Abstract: "The metabolic enzymes that compose glycolysis, the citric acid cycle, and other pathways within central carbon metabolism have emerged as key regulators of animal development. These enzymes not only generate the energy and biosynthetic precursors required to support cell proliferation and differentiation, but also moonlight as regulators of transcription, translation, and signal transduction. Many of the genes associated with animal metabolism, however, have never been analyzed in a developmental context, thus highlighting how little is known about the intersection of metabolism and development. Here we address this deficiency by using the Drosophila TRiP RNAi collection to disrupt the expression of over 1,100 metabolism-associated genes within cells of the eye imaginal disc. Our screen not only confirmed previous observations that oxidative phosphorylation serves a critical role in the developing eye, but also implicated a host of other metabolic enzymes in the growth and differentiation of this organ. Notably, our analysis revealed a requirement for glutamine and glutamate metabolic processes in eye development, thereby revealing a role of these amino acids in promoting Drosophila tissue growth. Overall, our analysis highlights how the Drosophila eye can serve as a powerful tool for dissecting the relationship between development and metabolism."
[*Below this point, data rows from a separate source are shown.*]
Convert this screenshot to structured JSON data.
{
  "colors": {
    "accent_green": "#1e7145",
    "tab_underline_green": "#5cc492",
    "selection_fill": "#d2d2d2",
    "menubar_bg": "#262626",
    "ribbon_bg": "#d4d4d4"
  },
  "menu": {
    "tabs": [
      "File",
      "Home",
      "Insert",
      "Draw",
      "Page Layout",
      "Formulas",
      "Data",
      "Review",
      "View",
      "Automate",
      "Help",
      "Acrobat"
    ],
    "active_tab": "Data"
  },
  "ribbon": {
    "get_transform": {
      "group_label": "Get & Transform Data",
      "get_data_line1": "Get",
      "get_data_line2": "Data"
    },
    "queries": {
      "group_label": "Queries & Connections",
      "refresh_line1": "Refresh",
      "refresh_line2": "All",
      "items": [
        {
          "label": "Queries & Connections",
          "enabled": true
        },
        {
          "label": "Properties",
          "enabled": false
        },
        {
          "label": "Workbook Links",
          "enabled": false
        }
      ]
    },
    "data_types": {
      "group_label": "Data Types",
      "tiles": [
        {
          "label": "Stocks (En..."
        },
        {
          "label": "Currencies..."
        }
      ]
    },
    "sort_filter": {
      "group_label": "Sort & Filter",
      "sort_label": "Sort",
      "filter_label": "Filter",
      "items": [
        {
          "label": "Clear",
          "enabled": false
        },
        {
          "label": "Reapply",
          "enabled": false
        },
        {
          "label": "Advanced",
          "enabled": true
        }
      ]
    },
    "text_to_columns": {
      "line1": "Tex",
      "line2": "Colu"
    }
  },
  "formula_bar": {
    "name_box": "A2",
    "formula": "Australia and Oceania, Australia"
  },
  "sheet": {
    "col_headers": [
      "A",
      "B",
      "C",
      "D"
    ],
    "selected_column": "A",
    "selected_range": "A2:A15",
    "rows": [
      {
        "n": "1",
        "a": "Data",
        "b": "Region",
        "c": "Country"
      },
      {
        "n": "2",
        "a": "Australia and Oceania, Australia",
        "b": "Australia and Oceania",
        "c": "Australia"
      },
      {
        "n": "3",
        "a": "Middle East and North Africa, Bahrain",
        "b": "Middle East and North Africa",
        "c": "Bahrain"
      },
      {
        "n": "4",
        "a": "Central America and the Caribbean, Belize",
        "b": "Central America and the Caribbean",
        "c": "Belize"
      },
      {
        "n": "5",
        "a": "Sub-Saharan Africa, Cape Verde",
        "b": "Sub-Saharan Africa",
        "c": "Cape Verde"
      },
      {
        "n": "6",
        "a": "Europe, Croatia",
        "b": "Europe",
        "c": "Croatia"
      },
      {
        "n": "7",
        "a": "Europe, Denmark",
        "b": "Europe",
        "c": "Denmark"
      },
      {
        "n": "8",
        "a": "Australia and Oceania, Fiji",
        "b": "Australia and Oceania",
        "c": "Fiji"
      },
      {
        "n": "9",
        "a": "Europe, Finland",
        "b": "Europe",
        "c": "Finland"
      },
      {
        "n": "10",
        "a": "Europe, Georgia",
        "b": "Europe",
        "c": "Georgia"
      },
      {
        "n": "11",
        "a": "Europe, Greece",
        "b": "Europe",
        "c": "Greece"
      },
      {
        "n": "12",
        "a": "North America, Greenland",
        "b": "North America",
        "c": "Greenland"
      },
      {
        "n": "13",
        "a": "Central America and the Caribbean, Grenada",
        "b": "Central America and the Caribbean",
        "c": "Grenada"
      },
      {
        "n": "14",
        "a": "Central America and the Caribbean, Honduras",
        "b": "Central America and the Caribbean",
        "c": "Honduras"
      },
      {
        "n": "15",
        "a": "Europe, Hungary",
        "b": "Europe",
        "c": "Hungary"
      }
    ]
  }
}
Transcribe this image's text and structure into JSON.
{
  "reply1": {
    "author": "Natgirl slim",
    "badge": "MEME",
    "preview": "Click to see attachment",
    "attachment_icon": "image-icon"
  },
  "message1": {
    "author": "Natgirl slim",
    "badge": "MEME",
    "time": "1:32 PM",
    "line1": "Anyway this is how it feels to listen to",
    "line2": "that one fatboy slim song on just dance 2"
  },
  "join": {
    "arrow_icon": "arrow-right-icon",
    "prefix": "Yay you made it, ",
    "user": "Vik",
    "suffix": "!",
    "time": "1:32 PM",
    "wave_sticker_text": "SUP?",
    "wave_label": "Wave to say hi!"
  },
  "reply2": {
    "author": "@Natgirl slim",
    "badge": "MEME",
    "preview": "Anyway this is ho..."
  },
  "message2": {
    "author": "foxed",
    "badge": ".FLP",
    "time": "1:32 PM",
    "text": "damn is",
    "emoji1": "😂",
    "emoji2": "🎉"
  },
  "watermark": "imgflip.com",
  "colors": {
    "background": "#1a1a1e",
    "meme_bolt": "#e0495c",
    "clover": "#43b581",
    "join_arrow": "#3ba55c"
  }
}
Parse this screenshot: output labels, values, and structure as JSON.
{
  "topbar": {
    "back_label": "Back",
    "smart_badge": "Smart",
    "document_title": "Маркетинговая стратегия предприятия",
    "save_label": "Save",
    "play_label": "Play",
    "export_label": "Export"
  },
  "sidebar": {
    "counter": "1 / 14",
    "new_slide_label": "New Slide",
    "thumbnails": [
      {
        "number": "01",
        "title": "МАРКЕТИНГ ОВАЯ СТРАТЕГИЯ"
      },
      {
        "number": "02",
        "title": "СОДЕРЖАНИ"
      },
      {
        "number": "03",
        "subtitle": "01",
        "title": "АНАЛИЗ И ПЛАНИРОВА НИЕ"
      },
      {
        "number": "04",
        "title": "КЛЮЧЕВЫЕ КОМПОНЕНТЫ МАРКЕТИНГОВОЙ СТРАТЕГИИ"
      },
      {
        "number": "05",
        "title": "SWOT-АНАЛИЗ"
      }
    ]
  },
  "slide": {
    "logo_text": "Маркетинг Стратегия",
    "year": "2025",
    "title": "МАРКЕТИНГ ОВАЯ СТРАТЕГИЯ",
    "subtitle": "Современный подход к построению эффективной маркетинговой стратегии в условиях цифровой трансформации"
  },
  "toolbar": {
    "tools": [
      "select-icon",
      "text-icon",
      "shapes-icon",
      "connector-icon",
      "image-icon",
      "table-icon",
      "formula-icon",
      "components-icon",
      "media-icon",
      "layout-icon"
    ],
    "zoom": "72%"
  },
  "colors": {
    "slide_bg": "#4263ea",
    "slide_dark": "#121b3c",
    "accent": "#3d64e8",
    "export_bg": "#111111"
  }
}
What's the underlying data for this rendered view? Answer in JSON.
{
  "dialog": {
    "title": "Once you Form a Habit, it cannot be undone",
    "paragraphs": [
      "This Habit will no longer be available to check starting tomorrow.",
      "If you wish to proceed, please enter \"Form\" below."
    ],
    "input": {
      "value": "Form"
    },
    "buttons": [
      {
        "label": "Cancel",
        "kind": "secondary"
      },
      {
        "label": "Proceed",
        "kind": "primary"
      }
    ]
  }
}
RNAi screen for genes in escort cells related to germ cell maintenance and differentiation

Gao Y, Mao Y, Xu RG, Zhu R, Zhang M, Sun J, Shen D, Peng P, Xie T, Ni JQ. Defining gene networks controlling the maintenance and function of the differentiation niche by an in vivo systematic RNAi screen. J Genet Genomics. 2019 Jan 20;46(1):19-30. PMID: 30745214.

Abstract: "In the Drosophila ovary, escort cells (ECs) extrinsically control germline stem cell (GSC) maintenance and progeny differentiation. However, the underlying mechanisms remain poorly understood. In this study, we identified 173 EC genes for their roles in controlling GSC maintenance and progeny differentiation by using an in vivo systematic RNAi approach. Of the identified genes, 10 and 163 are required in ECs to promote GSC maintenance and progeny differentiation, respectively. The genes required for progeny differentiation fall into different functional categories, including transcription, mRNA splicing, protein degradation, signal transduction and cytoskeleton regulation. In addition, the GSC progeny differentiation defects caused by defective ECs are often associated with BMP signaling elevation, indicating that preventing BMP signaling is a general functional feature of the differentiation niche. Lastly, exon junction complex (EJC) components, which are essential for mRNA splicing, are required in ECs to promote GSC progeny differentiation by maintaining ECs and preventing BMP signaling. Therefore, this study has identified the major regulators of the differentiation niche, which provides important insights into how stem cell progeny differentiation is extrinsically controlled."